For some reason, I go into Charles Dickens thinking I dislike him and it will be a chore. This is not logical because A Christmas Carol is my most read book (every year). I quite enjoyed A Tale of Two Cities, despite early confusion. I think the ill-conceived notion was born of the fact that as a child I despised the movie Oliver Twist, and due to vivid history lessons in year 4, the Dickensian era evoked images of children having their fingers hacked off in machinery, and bitter cold.

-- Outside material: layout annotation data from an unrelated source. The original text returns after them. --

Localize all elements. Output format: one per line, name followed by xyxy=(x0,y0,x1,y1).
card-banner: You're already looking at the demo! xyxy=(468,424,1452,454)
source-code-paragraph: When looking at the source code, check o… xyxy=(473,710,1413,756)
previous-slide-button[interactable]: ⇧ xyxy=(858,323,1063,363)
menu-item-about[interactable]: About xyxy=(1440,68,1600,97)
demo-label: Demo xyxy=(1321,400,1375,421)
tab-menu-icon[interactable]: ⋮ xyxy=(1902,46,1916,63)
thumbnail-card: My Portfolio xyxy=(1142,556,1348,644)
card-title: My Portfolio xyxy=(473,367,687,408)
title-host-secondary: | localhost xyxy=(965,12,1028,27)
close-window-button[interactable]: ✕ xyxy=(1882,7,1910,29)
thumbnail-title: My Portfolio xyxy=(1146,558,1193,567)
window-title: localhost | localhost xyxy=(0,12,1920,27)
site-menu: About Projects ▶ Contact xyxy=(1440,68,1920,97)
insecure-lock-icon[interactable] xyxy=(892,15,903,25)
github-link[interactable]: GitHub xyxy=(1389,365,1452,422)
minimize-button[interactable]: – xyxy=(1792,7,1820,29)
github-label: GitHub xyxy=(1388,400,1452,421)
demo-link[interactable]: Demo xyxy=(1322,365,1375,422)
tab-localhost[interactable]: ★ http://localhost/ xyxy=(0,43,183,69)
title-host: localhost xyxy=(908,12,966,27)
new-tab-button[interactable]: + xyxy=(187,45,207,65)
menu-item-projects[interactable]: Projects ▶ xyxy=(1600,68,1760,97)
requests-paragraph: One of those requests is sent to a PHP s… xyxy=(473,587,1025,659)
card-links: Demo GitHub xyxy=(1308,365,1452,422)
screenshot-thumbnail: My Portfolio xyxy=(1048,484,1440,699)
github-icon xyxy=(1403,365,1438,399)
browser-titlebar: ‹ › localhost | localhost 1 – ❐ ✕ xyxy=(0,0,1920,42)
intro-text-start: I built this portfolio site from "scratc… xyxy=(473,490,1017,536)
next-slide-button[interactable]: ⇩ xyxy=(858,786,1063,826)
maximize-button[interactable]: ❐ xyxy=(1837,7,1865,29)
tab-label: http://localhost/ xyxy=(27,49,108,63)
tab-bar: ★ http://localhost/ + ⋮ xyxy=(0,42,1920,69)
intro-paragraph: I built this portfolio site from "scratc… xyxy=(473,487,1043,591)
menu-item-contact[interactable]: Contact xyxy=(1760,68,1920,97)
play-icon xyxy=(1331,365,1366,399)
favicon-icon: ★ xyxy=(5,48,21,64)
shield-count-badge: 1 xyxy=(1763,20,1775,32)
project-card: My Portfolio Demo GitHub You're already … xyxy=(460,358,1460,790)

I am glad I overcame this aversion, as Great Expectations is certainly worth it’s place on the shelf. I wasn’t sure that I would enjoy it, knowing the ending. However, there was a lot I didn’t know, and so there were several plot twists that caught me by surprise. (This might be because the renditions I recall seeing consisted of the Gwyneth Paltrow film, a South Park episode satirising of the story, and accumulated general knowledge from goodness knows where).

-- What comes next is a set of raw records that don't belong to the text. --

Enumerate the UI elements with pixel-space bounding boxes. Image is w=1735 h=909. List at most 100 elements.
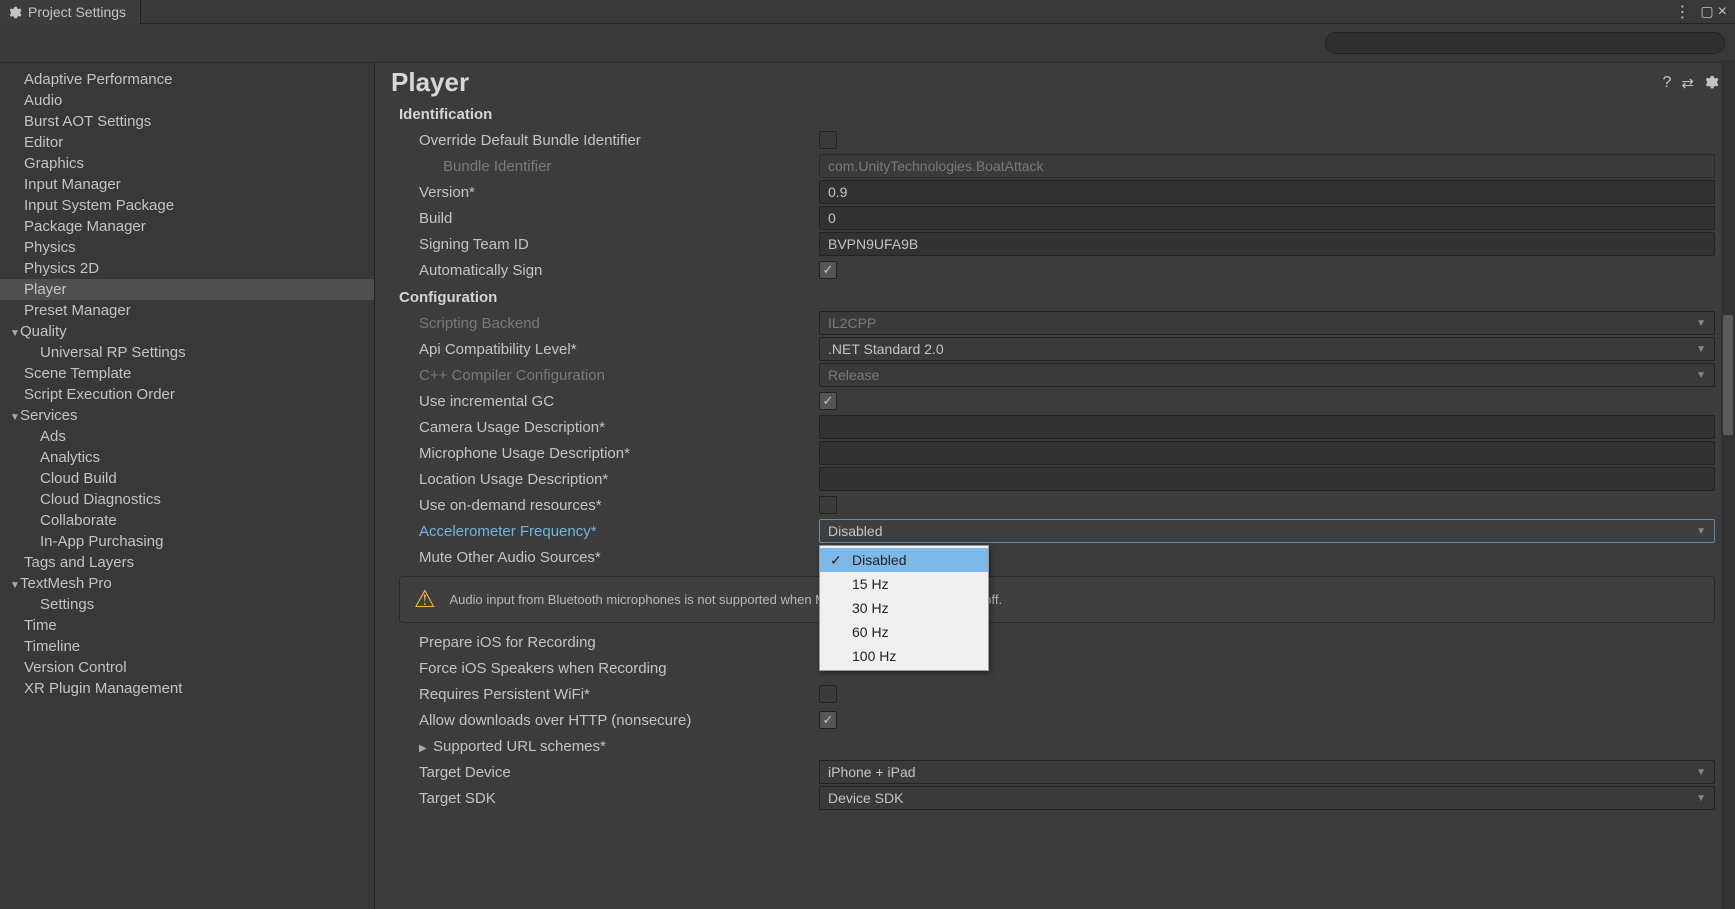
input-version[interactable] [819, 180, 1715, 204]
warning-box: ⚠ Audio input from Bluetooth microphones… [399, 576, 1715, 623]
foldout-icon[interactable]: ▼ [10, 328, 20, 339]
label-mic-usage: Microphone Usage Description* [399, 445, 819, 462]
sidebar-item-analytics[interactable]: Analytics [0, 447, 374, 468]
sidebar-item-script-execution-order[interactable]: Script Execution Order [0, 384, 374, 405]
sidebar-item-label: Adaptive Performance [24, 71, 172, 88]
sidebar-item-input-system-package[interactable]: Input System Package [0, 195, 374, 216]
checkbox-allow-http[interactable]: ✓ [819, 711, 837, 729]
checkbox-on-demand[interactable] [819, 496, 837, 514]
sidebar-item-input-manager[interactable]: Input Manager [0, 174, 374, 195]
close-icon[interactable]: × [1718, 3, 1727, 21]
sidebar-item-ads[interactable]: Ads [0, 426, 374, 447]
checkbox-override-bundle[interactable] [819, 131, 837, 149]
checkbox-persistent-wifi[interactable] [819, 685, 837, 703]
chevron-down-icon: ▼ [1696, 370, 1706, 381]
foldout-arrow-icon[interactable]: ▶ [419, 743, 431, 754]
sidebar-item-time[interactable]: Time [0, 615, 374, 636]
sidebar-item-adaptive-performance[interactable]: Adaptive Performance [0, 69, 374, 90]
sidebar-item-burst-aot-settings[interactable]: Burst AOT Settings [0, 111, 374, 132]
sidebar-item-label: Audio [24, 92, 62, 109]
input-signing-team[interactable] [819, 232, 1715, 256]
sidebar-item-cloud-build[interactable]: Cloud Build [0, 468, 374, 489]
foldout-icon[interactable]: ▼ [10, 412, 20, 423]
checkbox-incremental-gc[interactable]: ✓ [819, 392, 837, 410]
help-icon[interactable]: ? [1663, 74, 1672, 92]
kebab-menu-icon[interactable]: ⋮ [1674, 2, 1690, 22]
maximize-icon[interactable]: ▢ [1700, 3, 1713, 20]
dropdown-api-compat[interactable]: .NET Standard 2.0▼ [819, 337, 1715, 361]
foldout-icon[interactable]: ▼ [10, 580, 20, 591]
input-mic-usage[interactable] [819, 441, 1715, 465]
sidebar-item-label: Services [20, 407, 78, 424]
popup-item-100-hz[interactable]: 100 Hz [820, 644, 988, 668]
label-supported-url: ▶Supported URL schemes* [399, 738, 819, 755]
section-identification: Identification [399, 106, 1715, 123]
sidebar-item-label: Editor [24, 134, 63, 151]
dropdown-scripting-backend: IL2CPP▼ [819, 311, 1715, 335]
input-camera-usage[interactable] [819, 415, 1715, 439]
chevron-down-icon: ▼ [1696, 793, 1706, 804]
dropdown-cpp-compiler: Release▼ [819, 363, 1715, 387]
input-location-usage[interactable] [819, 467, 1715, 491]
label-location-usage: Location Usage Description* [399, 471, 819, 488]
sidebar-item-player[interactable]: Player [0, 279, 374, 300]
label-override-bundle: Override Default Bundle Identifier [399, 132, 819, 149]
scrollbar-thumb[interactable] [1723, 315, 1733, 435]
sidebar-item-xr-plugin-management[interactable]: XR Plugin Management [0, 678, 374, 699]
sidebar-item-cloud-diagnostics[interactable]: Cloud Diagnostics [0, 489, 374, 510]
preset-icon[interactable]: ⇄ [1681, 74, 1694, 92]
sidebar-item-timeline[interactable]: Timeline [0, 636, 374, 657]
dropdown-target-device[interactable]: iPhone + iPad▼ [819, 760, 1715, 784]
tab-project-settings[interactable]: Project Settings [0, 0, 141, 24]
label-accel-freq: Accelerometer Frequency* [399, 523, 819, 540]
label-target-sdk: Target SDK [399, 790, 819, 807]
sidebar-item-package-manager[interactable]: Package Manager [0, 216, 374, 237]
sidebar-item-tags-and-layers[interactable]: Tags and Layers [0, 552, 374, 573]
chevron-down-icon: ▼ [1696, 767, 1706, 778]
label-force-speakers: Force iOS Speakers when Recording [399, 660, 819, 677]
sidebar-item-label: Player [24, 281, 67, 298]
sidebar-item-editor[interactable]: Editor [0, 132, 374, 153]
sidebar-item-quality[interactable]: ▼Quality [0, 321, 374, 342]
sidebar-item-graphics[interactable]: Graphics [0, 153, 374, 174]
popup-item-15-hz[interactable]: 15 Hz [820, 572, 988, 596]
sidebar-item-label: Time [24, 617, 57, 634]
sidebar-item-version-control[interactable]: Version Control [0, 657, 374, 678]
sidebar-item-label: Collaborate [40, 512, 117, 529]
dropdown-accel-freq[interactable]: Disabled▼ [819, 519, 1715, 543]
sidebar-item-services[interactable]: ▼Services [0, 405, 374, 426]
sidebar-item-label: Physics [24, 239, 76, 256]
label-auto-sign: Automatically Sign [399, 262, 819, 279]
sidebar-item-collaborate[interactable]: Collaborate [0, 510, 374, 531]
label-signing-team: Signing Team ID [399, 236, 819, 253]
checkbox-auto-sign[interactable]: ✓ [819, 261, 837, 279]
sidebar-item-audio[interactable]: Audio [0, 90, 374, 111]
sidebar-item-in-app-purchasing[interactable]: In-App Purchasing [0, 531, 374, 552]
sidebar-item-label: In-App Purchasing [40, 533, 163, 550]
tab-label: Project Settings [28, 4, 126, 20]
sidebar-item-label: Quality [20, 323, 67, 340]
label-mute-audio: Mute Other Audio Sources* [399, 549, 819, 566]
gear-icon [8, 5, 22, 19]
main-panel: Player ? ⇄ Identification Override Defau… [375, 63, 1735, 909]
sidebar-item-physics-2d[interactable]: Physics 2D [0, 258, 374, 279]
sidebar-item-label: Preset Manager [24, 302, 131, 319]
sidebar-item-label: Input Manager [24, 176, 121, 193]
dropdown-target-sdk[interactable]: Device SDK▼ [819, 786, 1715, 810]
popup-item-30-hz[interactable]: 30 Hz [820, 596, 988, 620]
search-input[interactable] [1325, 32, 1725, 54]
sidebar-item-preset-manager[interactable]: Preset Manager [0, 300, 374, 321]
settings-icon[interactable] [1704, 74, 1719, 92]
sidebar-item-settings[interactable]: Settings [0, 594, 374, 615]
sidebar-item-physics[interactable]: Physics [0, 237, 374, 258]
input-build[interactable] [819, 206, 1715, 230]
scrollbar-vertical[interactable] [1721, 63, 1735, 909]
sidebar-item-textmesh-pro[interactable]: ▼TextMesh Pro [0, 573, 374, 594]
popup-item-60-hz[interactable]: 60 Hz [820, 620, 988, 644]
sidebar-item-universal-rp-settings[interactable]: Universal RP Settings [0, 342, 374, 363]
label-allow-http: Allow downloads over HTTP (nonsecure) [399, 712, 819, 729]
popup-item-disabled[interactable]: Disabled [820, 548, 988, 572]
sidebar-item-label: Timeline [24, 638, 80, 655]
sidebar-item-scene-template[interactable]: Scene Template [0, 363, 374, 384]
section-configuration: Configuration [399, 289, 1715, 306]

I love how multi-layered the characters are, and how they are allowed to stray from their original beliefs and behaviours in reaction to their experiences, like real people. I strongly disliked Pip, and thought him incredibly insolent, and was not convinced he truely learned his lesson.
The scenery created in my mind was always terribly foggy (literal fog) and tinged with mossy green. While certain scenes were described this way, I think it was also quite symbolic of the mystery, and gradual emergence of truths throughout the novel. Overall, a good read, and I look forward to my next Dickens adventure.
On The Road, by Jack Kerouac, is infamous for causing a stir in the 1950s. It follows the philandering of a young man into the underground of America. I loved Catcher In The Rye and the in-depth insights it gave into the main character’s psyche, while he broke away from the expectations of his conservative society. On The Road doesn’t linger long enough to even express whether the narrator was happy or sad. It’s made up of one page events filled with a cacophony of interchangeable characters, each less developed and less memorable than the next. You don’t know their motivation for anything, only that they “go with it” and like to “dig” things. Now I am from a notoriously apathetic generation, but even I can’t relate to these layabouts; even the dullest adolescents have reasons for sitting around in car parks and lacking drive. There is no sense of the atmosphere of the American highway, or the cultural idiosyncrasies of the Hispanic neighborhoods. There’s little insight into the characters’ interaction with, or opinion of, the society in which they exist, beyond a superficial level. Kerouac’s language can only be described as jazz, in that it is unstructured, goes in all directions, runs on and on without form or adequate punctuation, jumps backwards and forwards with no reference point, uses unnecessarily obscure and inconsistent language – at times you need the Oxford dictionary, at others urbandictionary.com – and if you think this has been a long sentence and bulky paragraph, just wait until you read the book, because this collection of the meaningless gibberish drugged beatniks say goes on for 300 pages. I think there is a particular breed of Hipster that would enjoy this book, however, I did not.